OK, I live with teenagers. And teenagers are amazing, wonderful, vexing creatures. They are truly experimenters – trying on this idea, that sweater, this hairstyle, that belief system.
I love them.
Because they remind me to think outside the box and change things up, too.
Let me ask you this: Why is it, just because we started a new calendar year, that people do all sorts of planning, resolutions and intention-setting? (“Calendars are arbitrary and made up by some ancient Romans anyway, Mom,” says the Dude, true to teen form.)
Well, my coach brain says: “Doesn’t really matter. Today’s just as good as any other day.”
And I do love me a good plan. So, I jumped right on in, regardless of who made the calendar. Just before the end of 2009, I released a Personal Planning Tool and about a thousand people have downloaded it. You can, too, by clicking on the highlighted text.

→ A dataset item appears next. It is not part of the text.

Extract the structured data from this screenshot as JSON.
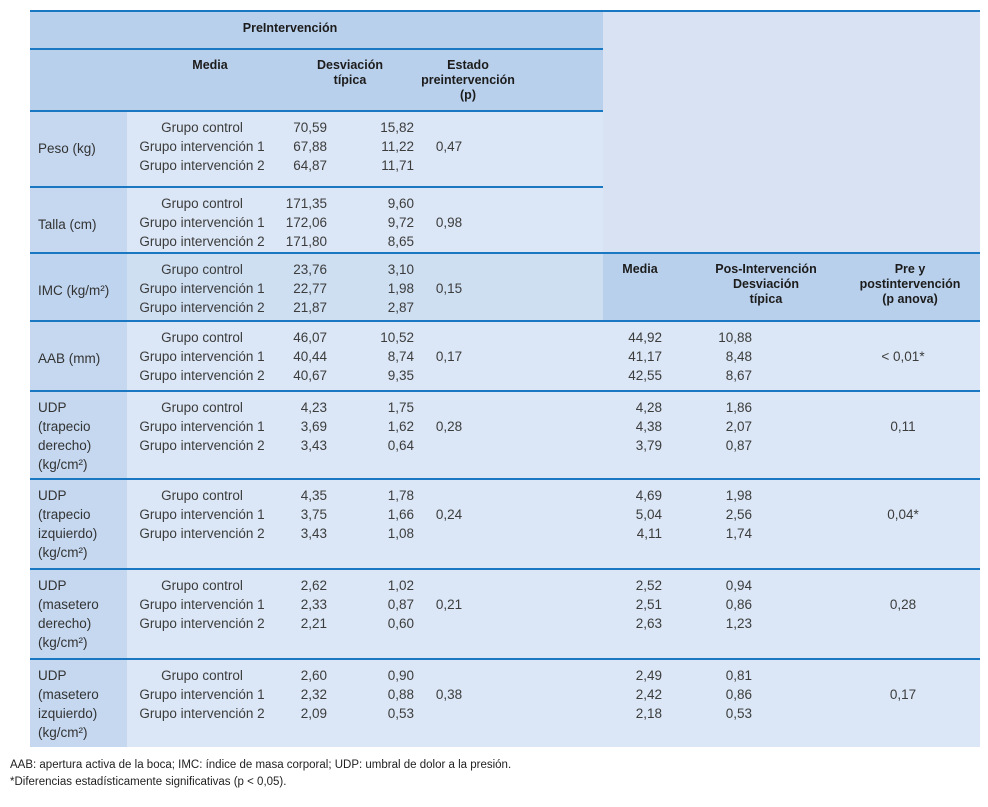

What I tried to do with the tool is create a way to make a Plan That Works.
But let’s take a minute to talk about change. Because I can make all the plans I want, and if I don’t execute them… they ain’t nothing but paper.
And if I don’t execute them, it’s likely because I’m afraid of change.
Laurie would like to leave her job. She’s been there five years, there’s no room for growth, her co-workers are not “her people” and she doesn’t fit in. It’s time to go. But she can’t. Oh, she routinely tries. She puts together a resume, sends out one or two, has a coffee with a prospect and gets cold feet and stops looking.
Because she’s scared. Because she tells herself that maybe things aren’t really that bad where she is, that maybe she’s unhireable, maybe she needs that Master’s degree, maybe all jobs are disgusting, time-sucking, mind-numbing black holes – so in that case why not stay in the time-sucking, mind-numbing black hole that she knows?
Here’s the real thing holding Linda back – she sees no real, positive outcome to making a change.
Not one positive thing.
And until she can see one, she’s not going to execute her plan.
Same goes for Kristen, who wants to lose 40 pounds. Ask her to envision an outcome to that kind of weight loss, and if she’s honest with you (and herself) she’d say: “People would expect more from me, because they would see that I can make things happen. Oh, wow, I might have to dress better. I might look like a hoochie-mama. I might find someone other than my husband attractive, I might get divorced, I might have to move. What about my kids? I dunno, losing weight would mean I have to change too much.”
Who would lose weight with that kind of dismal future in mind?
When you complete your Personal Planning Tool, there might be things you’ll need to change. And you might feel some teensy (or humongous) resistance. That’s the moment to say to yourself, “What will happen if I really do this?” Listen to the negative outcomes and learn everything you can about your fears. But don’t let fear stop you, baby. Immediately start focusing on one positive outcome. Just one.
“If I find a new job, I can have more friends.”
“If I lose 40 pounds, I can start skiing again.”
Just one positive thing. It’ll do the trick.
So, Happy New (Fill In The Blank)! How are you going to fill your blank?